Women in Aviation - Jo Hjalmas

by Jo Hjalmas on Mar 04 2019
My name is Jo Hjalmas and I am the Head of UK Academy, based in Bournemouth. I started with CTC Aviation four years ago as a Sales Support Administrator. Shortly after the L3 acquisition, I was promoted to Customer Business Manager in the Airline Training department and my job was to oversee and forecast customer activity for the UK flight simulator training.

In January 2019, I was given the exciting opportunity to run one of the four global flight academies. I am now responsible for the day-to-day flight training program in Bournemouth which has a fleet of 27 aircraft, flown by 25 permanent flight instructors and numerous consultants. Last year, the UK Academy delivered over 14,000 hours of flight training!

My journey into the industry started at a young age.
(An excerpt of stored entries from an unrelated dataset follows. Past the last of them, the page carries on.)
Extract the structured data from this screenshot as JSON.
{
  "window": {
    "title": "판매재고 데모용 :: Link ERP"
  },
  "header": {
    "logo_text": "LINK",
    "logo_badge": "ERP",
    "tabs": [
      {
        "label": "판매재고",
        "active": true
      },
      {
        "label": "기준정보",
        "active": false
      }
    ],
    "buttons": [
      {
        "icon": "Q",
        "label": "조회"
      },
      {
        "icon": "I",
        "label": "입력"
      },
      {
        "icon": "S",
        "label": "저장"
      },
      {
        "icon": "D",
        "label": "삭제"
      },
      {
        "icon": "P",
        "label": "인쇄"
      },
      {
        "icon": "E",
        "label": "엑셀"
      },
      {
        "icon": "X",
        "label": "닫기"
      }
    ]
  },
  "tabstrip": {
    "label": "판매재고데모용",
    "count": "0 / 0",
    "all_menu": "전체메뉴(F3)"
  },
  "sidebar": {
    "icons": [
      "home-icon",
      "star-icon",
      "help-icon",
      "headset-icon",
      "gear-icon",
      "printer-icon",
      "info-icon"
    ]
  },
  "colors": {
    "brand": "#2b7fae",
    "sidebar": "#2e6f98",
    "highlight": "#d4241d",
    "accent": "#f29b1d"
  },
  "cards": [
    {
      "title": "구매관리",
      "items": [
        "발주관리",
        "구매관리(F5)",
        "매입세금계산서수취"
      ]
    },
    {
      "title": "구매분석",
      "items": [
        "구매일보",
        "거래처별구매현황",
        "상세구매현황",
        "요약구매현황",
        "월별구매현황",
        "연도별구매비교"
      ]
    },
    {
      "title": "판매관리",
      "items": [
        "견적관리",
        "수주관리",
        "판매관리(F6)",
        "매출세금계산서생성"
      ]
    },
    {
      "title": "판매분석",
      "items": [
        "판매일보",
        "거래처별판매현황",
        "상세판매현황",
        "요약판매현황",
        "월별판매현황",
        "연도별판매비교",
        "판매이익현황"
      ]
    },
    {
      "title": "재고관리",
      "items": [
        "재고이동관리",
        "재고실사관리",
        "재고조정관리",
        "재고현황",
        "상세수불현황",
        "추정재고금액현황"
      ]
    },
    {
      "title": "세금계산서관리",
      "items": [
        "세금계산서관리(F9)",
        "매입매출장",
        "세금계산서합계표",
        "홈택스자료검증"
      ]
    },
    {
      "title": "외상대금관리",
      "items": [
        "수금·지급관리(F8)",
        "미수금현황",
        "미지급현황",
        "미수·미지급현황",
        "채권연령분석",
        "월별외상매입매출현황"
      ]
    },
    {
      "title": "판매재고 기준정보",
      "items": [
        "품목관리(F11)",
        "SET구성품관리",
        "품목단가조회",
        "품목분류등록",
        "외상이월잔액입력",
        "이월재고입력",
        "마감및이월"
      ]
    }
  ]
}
I was raised in an aviation family; my father is a training Captain for British Airways and my mother was cabin crew. From an early age, my father and I regularly flew light aircraft and occasionally I had the opportunity to sit in the jumpseat on one of his commercial flights. Once I got to college, I was accepted on an aviation enrichment program to start training towards my Private Pilot’s License (PPL) as well as a potential officer’s course, which was fully funded by the Women’s Pilots Association and the Princes Trust. Along with two other female students, I spent most weekends at Sleap Aerodrome in Ground School classes, assisting in refuelling visiting aircraft and getting our first few hours of light aircraft flying. From this point onwards, I knew that I wanted a career in aviation. At 18, I applied for an Integrated ATPL program and achieved my license at the tender age of 21!

Over my career, I have encountered a vast range of reactions to being a female pilot. Although some negativity can be frustrating, the majority of customers and colleagues have been extremely complimentary and encouraging about more women entering into what has previously been a male-dominated industry. In one of my flying jobs, I often flew with a female Captain, which regularly prompted positive comments from our passengers and dispelled some gender stereotyping.

In my current role, it is incredibly fulfilling to have the opportunity to work closely with the latest generation of pilots. There is a real buzz when students achieve important milestones such as their first solo or Commercial Pilots License. For many cadets, flying is not just a standard training course to get a job; it is a real passion. Each day, I feel privileged to have a part in someone’s flight training experience.

To date, the most important thing that I have learnt is that the field of aviation is very diverse. Starting from pilot training, you can look to branch out into different areas such as instruction, examining or management positions. It is important to keep challenging yourself until you find the job that makes you tick. My advice to any other women looking to join the field is to go for it! Aviation is exciting and every day is completely different. You will have to work hard to achieve your goals but the resulting career is so very worth it!